October Inflation Shows Signs of Easing

Washington, DC, November 10, 2022-The Consumer Price Index for All Urban Consumers (CPI-U) rose 0.4% in October on a seasonally adjusted basis, the same increase as in September, the U.S. Bureau of Labor Statistics reported.

Over the last 12 months, the all items index increased 7.7% before seasonal adjustment.

The index for shelter contributed over half of the monthly all items increase, with the indexes for gasoline and food also increasing. The energy index increased 1.8% over the month as the gasoline index and the electricity index rose, but the natural gas index decreased. The food index increased 0.6% over the month with the food at home index rising 0.4%.

“Inflation eased in October as underlying price increases excluding energy and food slowed from a four-decade high,” reports the Wall Street Journal.

“The Labor Department on Thursday said that its consumer-price index increased 7.7% in October from the same month a year ago, the smallest 12-month increase since January 2022. The reading was down from 8.2% in September. June’s 9.1% inflation rate was the highest in four decades.

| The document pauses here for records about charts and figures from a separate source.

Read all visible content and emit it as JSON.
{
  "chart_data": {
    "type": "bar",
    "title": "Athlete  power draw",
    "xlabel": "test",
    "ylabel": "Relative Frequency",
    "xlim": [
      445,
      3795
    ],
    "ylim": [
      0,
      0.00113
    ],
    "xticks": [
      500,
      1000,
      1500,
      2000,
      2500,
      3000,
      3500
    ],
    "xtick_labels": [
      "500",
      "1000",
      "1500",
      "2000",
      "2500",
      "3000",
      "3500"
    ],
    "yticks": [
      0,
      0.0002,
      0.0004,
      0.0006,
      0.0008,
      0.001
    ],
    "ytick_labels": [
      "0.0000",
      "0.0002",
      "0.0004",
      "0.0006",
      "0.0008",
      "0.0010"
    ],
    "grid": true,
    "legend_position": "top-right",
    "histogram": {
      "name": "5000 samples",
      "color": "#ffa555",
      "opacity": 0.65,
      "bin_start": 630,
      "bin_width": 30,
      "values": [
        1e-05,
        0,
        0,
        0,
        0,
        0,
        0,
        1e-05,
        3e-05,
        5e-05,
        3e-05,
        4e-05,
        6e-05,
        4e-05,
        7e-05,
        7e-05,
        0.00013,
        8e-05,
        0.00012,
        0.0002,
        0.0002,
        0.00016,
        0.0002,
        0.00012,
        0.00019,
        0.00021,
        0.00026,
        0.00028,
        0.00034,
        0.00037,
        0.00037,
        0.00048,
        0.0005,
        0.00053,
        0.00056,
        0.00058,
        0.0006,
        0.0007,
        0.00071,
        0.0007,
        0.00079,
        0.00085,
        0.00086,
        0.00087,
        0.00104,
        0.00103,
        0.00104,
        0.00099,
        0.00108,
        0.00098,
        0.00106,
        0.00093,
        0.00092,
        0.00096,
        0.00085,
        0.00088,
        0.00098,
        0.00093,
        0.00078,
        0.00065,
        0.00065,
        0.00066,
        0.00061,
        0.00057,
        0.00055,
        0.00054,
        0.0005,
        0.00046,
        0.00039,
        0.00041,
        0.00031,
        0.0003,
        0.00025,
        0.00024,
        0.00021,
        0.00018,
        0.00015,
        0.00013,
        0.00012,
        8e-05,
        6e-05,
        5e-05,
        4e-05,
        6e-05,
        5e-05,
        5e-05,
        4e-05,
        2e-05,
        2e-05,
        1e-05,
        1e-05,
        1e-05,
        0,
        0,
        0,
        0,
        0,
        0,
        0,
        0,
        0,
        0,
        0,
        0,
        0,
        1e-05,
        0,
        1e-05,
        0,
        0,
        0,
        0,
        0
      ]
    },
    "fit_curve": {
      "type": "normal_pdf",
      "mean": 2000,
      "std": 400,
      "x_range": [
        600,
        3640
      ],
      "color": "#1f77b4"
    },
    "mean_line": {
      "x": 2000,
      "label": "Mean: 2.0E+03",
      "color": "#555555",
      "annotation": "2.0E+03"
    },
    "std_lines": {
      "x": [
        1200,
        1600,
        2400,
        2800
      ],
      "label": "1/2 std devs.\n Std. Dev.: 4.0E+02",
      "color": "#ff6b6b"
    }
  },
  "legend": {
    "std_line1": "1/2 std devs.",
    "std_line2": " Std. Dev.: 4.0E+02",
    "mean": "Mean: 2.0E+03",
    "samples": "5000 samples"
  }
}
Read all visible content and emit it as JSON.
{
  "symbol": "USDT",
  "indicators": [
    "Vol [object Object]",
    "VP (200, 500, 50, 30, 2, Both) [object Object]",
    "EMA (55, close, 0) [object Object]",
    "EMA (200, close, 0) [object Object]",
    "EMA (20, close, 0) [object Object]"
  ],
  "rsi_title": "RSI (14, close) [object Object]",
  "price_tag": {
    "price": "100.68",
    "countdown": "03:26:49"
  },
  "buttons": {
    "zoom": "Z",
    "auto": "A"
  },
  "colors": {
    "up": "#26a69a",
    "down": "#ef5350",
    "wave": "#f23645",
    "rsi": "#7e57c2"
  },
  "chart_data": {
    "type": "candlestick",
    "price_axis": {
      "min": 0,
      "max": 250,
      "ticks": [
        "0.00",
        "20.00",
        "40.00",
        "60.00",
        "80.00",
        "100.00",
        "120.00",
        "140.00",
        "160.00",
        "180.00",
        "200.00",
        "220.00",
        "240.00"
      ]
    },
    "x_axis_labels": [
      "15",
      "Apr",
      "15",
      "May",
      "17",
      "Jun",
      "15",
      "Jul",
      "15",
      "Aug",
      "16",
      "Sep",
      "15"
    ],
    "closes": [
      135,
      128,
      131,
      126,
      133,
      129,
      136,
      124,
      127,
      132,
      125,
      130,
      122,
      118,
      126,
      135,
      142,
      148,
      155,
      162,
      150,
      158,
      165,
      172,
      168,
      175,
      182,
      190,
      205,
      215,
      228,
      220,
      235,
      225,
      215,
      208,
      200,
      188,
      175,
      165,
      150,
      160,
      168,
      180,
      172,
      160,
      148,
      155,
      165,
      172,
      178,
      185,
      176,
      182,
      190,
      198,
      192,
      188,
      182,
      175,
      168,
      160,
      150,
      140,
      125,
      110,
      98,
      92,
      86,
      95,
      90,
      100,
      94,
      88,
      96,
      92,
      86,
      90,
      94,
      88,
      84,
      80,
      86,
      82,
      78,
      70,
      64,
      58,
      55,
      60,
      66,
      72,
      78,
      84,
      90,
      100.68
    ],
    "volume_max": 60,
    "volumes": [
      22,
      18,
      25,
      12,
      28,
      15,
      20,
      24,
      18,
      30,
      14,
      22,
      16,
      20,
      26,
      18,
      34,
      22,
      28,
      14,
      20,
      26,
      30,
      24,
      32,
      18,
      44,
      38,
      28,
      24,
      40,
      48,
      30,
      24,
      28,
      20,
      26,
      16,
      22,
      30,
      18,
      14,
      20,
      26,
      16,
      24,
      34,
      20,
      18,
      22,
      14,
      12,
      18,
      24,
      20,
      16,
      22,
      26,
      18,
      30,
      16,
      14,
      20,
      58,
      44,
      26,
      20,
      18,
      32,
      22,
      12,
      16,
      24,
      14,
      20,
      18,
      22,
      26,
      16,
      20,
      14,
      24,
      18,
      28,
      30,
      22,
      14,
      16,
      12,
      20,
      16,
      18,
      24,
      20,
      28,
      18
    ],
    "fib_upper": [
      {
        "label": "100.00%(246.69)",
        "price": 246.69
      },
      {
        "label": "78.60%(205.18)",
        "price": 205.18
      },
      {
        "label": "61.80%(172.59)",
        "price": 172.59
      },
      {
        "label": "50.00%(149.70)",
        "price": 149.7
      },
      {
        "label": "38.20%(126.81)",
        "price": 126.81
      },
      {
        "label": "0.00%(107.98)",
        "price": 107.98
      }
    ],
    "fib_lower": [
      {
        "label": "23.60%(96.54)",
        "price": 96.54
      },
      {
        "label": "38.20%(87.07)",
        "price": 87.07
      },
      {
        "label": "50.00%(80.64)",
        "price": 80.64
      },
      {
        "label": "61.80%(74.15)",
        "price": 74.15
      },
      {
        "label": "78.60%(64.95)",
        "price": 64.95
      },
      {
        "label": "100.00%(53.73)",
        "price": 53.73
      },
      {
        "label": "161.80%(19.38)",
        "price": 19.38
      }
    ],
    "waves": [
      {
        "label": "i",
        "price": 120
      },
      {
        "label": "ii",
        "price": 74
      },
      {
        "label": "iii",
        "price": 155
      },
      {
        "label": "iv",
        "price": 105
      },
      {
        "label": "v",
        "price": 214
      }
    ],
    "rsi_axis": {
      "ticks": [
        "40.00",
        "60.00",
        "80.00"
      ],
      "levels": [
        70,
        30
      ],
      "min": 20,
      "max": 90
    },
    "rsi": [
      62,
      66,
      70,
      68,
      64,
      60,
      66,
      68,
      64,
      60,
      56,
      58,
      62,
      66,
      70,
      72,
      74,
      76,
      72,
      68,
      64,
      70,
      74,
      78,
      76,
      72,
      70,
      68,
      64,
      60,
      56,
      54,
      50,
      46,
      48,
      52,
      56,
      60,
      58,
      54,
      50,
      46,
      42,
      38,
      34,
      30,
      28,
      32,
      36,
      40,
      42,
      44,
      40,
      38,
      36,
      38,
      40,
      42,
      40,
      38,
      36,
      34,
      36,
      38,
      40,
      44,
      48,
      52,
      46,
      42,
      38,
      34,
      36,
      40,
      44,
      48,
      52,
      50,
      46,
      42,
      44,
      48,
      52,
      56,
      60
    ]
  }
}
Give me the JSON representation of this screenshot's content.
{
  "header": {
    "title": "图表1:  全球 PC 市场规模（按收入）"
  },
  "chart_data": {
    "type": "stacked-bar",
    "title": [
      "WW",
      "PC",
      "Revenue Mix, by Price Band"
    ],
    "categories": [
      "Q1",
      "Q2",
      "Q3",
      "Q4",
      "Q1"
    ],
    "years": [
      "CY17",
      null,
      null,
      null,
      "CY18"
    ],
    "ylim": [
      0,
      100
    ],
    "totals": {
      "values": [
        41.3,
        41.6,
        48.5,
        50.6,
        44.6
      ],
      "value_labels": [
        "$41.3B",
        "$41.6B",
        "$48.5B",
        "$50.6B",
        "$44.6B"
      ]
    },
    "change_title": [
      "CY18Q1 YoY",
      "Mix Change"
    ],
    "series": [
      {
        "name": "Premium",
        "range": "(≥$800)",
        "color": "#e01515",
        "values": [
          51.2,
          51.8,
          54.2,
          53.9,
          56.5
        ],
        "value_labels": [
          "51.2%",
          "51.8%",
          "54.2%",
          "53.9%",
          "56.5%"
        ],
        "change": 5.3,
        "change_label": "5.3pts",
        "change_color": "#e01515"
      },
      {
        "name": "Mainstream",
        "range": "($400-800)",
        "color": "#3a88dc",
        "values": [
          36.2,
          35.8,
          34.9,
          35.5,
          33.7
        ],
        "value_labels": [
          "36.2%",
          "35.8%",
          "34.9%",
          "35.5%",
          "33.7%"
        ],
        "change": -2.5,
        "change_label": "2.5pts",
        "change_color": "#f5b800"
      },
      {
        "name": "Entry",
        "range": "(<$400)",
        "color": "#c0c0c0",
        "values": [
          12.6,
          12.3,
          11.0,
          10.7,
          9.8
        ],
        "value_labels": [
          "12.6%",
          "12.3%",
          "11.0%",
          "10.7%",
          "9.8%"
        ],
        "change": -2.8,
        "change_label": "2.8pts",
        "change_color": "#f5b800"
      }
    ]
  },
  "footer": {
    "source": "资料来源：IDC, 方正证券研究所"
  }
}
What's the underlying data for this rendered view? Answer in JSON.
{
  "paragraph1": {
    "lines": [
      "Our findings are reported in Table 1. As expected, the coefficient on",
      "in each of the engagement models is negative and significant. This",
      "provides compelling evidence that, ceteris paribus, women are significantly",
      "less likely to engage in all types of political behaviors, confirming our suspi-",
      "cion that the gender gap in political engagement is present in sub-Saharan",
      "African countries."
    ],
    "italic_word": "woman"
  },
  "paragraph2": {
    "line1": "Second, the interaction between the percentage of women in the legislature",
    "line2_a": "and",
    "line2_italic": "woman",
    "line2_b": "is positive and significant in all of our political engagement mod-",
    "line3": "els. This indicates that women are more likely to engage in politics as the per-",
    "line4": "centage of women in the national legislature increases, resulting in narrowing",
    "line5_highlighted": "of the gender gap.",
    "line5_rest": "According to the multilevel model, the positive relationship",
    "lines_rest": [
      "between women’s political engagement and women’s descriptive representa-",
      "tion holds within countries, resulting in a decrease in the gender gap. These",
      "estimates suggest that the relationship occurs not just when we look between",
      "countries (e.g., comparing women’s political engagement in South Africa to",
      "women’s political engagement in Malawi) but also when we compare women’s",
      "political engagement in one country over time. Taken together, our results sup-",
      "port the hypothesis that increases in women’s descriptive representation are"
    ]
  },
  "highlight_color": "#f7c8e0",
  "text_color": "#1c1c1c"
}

“On a monthly basis, the CPI rose 0.4% in October from September, the same pace as the previous month. The CPI measures what consumers pay for goods and services.

“The so-called core CPI-which excludes volatile energy and food prices-climbed 6.3% in October from a year earlier, down from 6.6% in September, which was the biggest increase since August 1982.

“Investors and policy makers watch core readings closely as a reflection of broad price pressures and as a predictor of future inflation. On a monthly basis, the core CPI rose 0.3% in October, down sharply from 0.6% in September and August.

“The October inflation report could keep Federal Reserve officials on track to approve a half-percentage-point interest-rate increase next month and to pencil in slightly higher rates next year than they had anticipated previously.

“Inflation surged last year as the U.S. economy rebounded from the Covid-19 pandemic. Prices jumped as strong consumer spending-fueled by very low interest rates and government stimulus-collided with jammed supply chains and pandemic-related shortages. Russia’s war with Ukraine this year further stoked inflation worldwide, driving up prices for food, energy and other commodities. 

“Price pressures have remained stubbornly high in large part because they have spread increasingly from goods to more labor-intensive services-such as shelter, medical care and car insurance-where inflationary momentum tends to be slow to reverse once it gets going.”